English Language & Usage Asked by Magellan on June 15, 2021
I heard “Nickel tour” is to show you around.
From usingenglish.com we can read:
If someone gives you a nickel tour, they show you around a place.
(‘Fifty-cent tour’ is also used.)
I also read it can also mean a cheap visit. Does anyone have more information about that term and where it comes from?
The nickel tour is a superficial walk through or examination of a place or thing.
When taking a nickel tour, do not expect to be much enlightened. You will usually be allowed to see what you are allowed to see, no more. Don't blink.
The name comes from the price for tours in the past. The tours might have been more comprehensive at one time, but nickel tour now generally means a very basic tour, quickly made.
Today the tour generally comes at no cost, and would be well worth the price.
Correct answer by J. Taylor on June 15, 2021
Nickel tour: (USA) If someone gives you a nickel tour, they show you around a place. ('Fifty-cent tour' is also used.)

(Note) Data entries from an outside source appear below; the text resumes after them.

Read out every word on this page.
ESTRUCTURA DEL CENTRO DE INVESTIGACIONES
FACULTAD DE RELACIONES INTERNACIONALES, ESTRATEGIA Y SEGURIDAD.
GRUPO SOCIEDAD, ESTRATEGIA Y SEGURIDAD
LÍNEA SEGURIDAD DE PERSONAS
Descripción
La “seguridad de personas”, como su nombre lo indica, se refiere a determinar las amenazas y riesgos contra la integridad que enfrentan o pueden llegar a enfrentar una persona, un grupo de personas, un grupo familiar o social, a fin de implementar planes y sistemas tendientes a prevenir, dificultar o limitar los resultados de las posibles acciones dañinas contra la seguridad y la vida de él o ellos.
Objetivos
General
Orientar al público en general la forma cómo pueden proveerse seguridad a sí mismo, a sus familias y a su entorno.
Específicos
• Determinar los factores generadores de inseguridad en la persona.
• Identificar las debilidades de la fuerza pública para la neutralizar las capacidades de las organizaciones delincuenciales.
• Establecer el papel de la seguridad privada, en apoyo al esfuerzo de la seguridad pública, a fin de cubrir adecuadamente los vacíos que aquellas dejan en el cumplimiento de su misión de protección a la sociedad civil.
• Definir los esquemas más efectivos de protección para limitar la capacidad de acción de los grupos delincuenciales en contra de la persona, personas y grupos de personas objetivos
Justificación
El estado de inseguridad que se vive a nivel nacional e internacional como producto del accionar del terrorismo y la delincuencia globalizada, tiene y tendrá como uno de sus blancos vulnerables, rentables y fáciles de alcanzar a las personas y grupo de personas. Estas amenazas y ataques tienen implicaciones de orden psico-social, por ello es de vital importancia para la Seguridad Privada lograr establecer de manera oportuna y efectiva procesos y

As suggested also in the following extract it refers to an informal, cheap tour usually at a low price, from which “nickel” as a metaphor of the cheap metal low value coins are often made of.
The ‘nickel tour’ is the quick tour given by a person who has expert knowledge of what is being shown. The use of the word ‘nickel’ by the person giving the tour implies that it is being given by an amateur (e.g. the owner of a house, a business, . . .) and that it is not a real organized, planned, or professional-type of tour, but kind of improvised at the moment for the benefit of this visitor (not to say that other visitors might not received a similar “nickel tour’).
And the lowly ‘nickel’ is just used tongue-in-check to emphasize the fact that the tour is kind of ad hoc and casual and that it isn’t really worth the price of (and thus shouldn’t be equated to) a ‘real’ tour.
(Wordwizzard)
According to Google Books the expression appears to be from the mid-60s.
Answered by user 66974 on June 15, 2021
The New Partridge Dictionary of Slang and Unconventional English (edited by Tom Dalzell, Terry Victor, 2015) defines it thus with a 1985 quotation:
I found an earlier example in The Evening World's Daily Magazine (August 02, 1918, New York, N.Y.):
Bo, if you want to get your bifocals full of scenery, just inhale a nickel tour on the old Genial Strapborough.
Answered by Hugo on June 15, 2021
The "strapborough" reference form 1918 above seems to be a tongue-in-cheek to the 5-cent ride on the New York subway or other mass transit line (comparing the scenic view to that of the Alps). This fits with an earlier reference from a 1913 article titled "Nickle Bridal Tour" in the Laredo Weekly Times which quotes that San Antonio Express saying "This applies applies to couples that cannot afford anything more extensive than a nickel bridal trip on a Houston car line."